Check the exterior of the battery case for cracks, broken pieces, leaks, or other damage to the case. The picture below gives an example of a damaged battery that you would not want to charge or load test. If your battery has damage like this, you’ll want to figure out why the battery is damaged so that the replacement battery is not also damaged. For example, check your battery tie-downs to make sure they are there and that they properly secure the battery.
Once you’ve made sure the case is intact, examine the lead posts. Make sure the threads are not stripped or scuffed up. Also, check the lead pad to make sure it is not damaged—it is your electrical connection. All of the current will flow through that pad, so if it is damaged your system will not work as efficiently, or at all (depending on the severity of the damage to the pad). In addition to checking for damage, make sure the battery and cables are clean. Dirt or grime can also impede the electrical connection.
- Determine State of Charge
Determine the battery state of charge of each battery. If the voltage reads higher than 12.75 volts for a flooded cell battery or about 13 volts for an AGM battery, there may be a surface charge on the battery that will interfere with getting accurate results from the load test.
If your load tester is electronic, it will automatically remove the surface charge before conducting the load test. However, if your test equipment is manual, you will need to remove the surface charge yourself by applying a 300-amp load for 15 seconds. After doing this, let the battery sit for a few minutes before conducting the load test.
- Load Test
If you are using an electronic load tester, the tester will ask you to enter the CCA of the battery, battery type, and battery temperature. Make sure you read the exact CCA from the battery rather than assuming you know what it is, because many battery manufacturers make batteries with different CCA ratings that look the same on the outside. The tester asks for the estimated temperature of the battery because the colder a battery is, the less efficient it is. Giving the tester accurate information will allow it to make accurate calculations. The tester will then load test the battery and come back with a result of either good or bad battery.

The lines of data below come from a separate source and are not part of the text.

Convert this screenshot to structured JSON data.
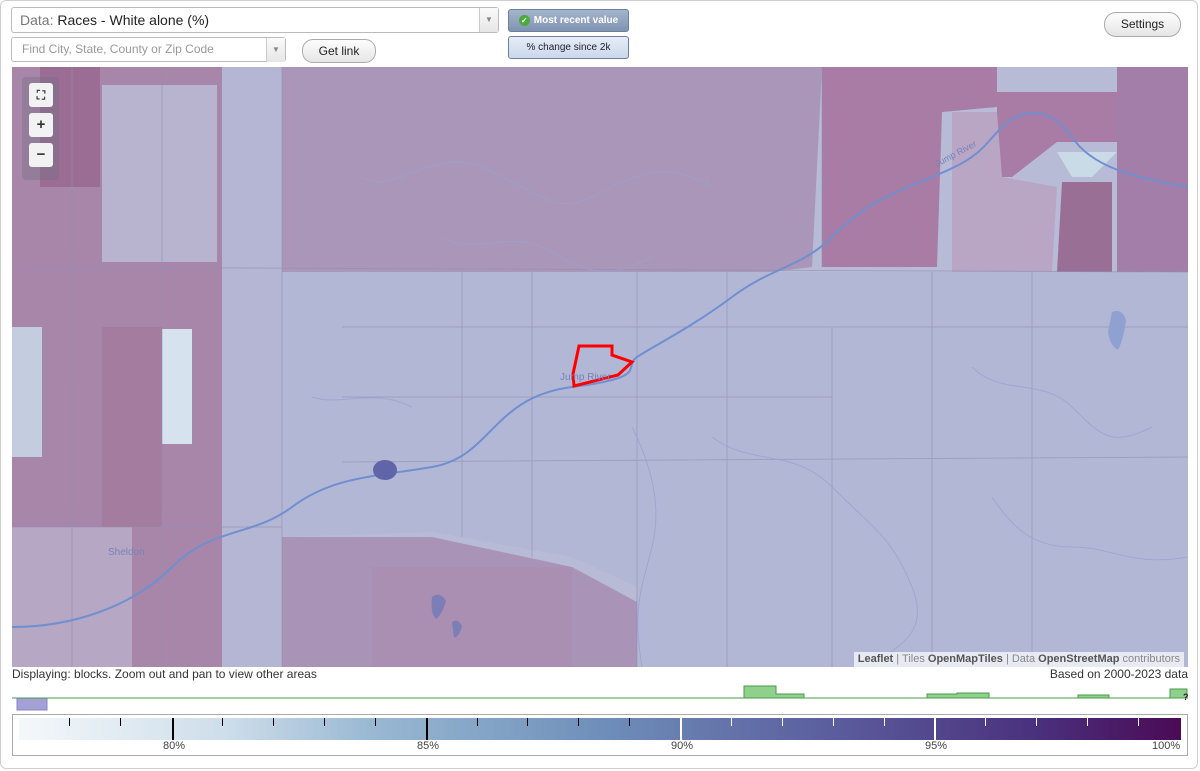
{
  "data_select": {
    "label": "Data:",
    "value": "Races - White alone (%)"
  },
  "search": {
    "placeholder": "Find City, State, County or Zip Code",
    "value": ""
  },
  "buttons": {
    "get_link": "Get link",
    "most_recent": "Most recent value",
    "pct_change": "% change since 2k",
    "settings": "Settings"
  },
  "zoom": {
    "fullscreen": "fullscreen-icon",
    "zoom_in": "+",
    "zoom_out": "−"
  },
  "map_labels": {
    "town_center": "Jump River",
    "town_west": "Sheldon",
    "river": "Jump River"
  },
  "attribution": {
    "leaflet": "Leaflet",
    "tiles_prefix": "| Tiles",
    "tiles": "OpenMapTiles",
    "data_prefix": "| Data",
    "data": "OpenStreetMap",
    "suffix": "contributors"
  },
  "display_note": "Displaying: blocks. Zoom out and pan to view other areas",
  "based_on": "Based on 2000-2023 data",
  "histogram": {
    "unknown_label": "?"
  },
  "legend": {
    "labels": [
      "80%",
      "85%",
      "90%",
      "95%",
      "100%"
    ]
  },
  "colors": {
    "highlight": "#ff0000",
    "low": "#f4f8fb",
    "high": "#4b0a55",
    "histogram": "#8fd08c"
  }
}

If you are using manual equipment, you’re still going to need the CCA of the battery, battery type, and battery temperature. The difference is you’re going to have to do the math yourself.
Take the rated CCA of the battery and divide it in half, then apply that load for 15 seconds. (For example, if your battery’s CCA is 700, you’ll apply a 350-amp load on the battery for 15 seconds.) At the 15 second mark, you need to read what the voltage of the battery is before you let the load off. If you take off the load before reading the voltage, you’ll end up with a bounce-back voltage, which will not give you an accurate result of your test.
Take that 15-second mark voltage and compare it to the chart below . This is where you need to know the temperature of the battery. If you read 9.2 volts and the battery is at 40° F, the battery fails the load test. At 40° F, the voltage would need to be at least 9.3 volts to pass the load test. However, if the battery is at 30° F, the battery is good because you are above the minimum required voltage.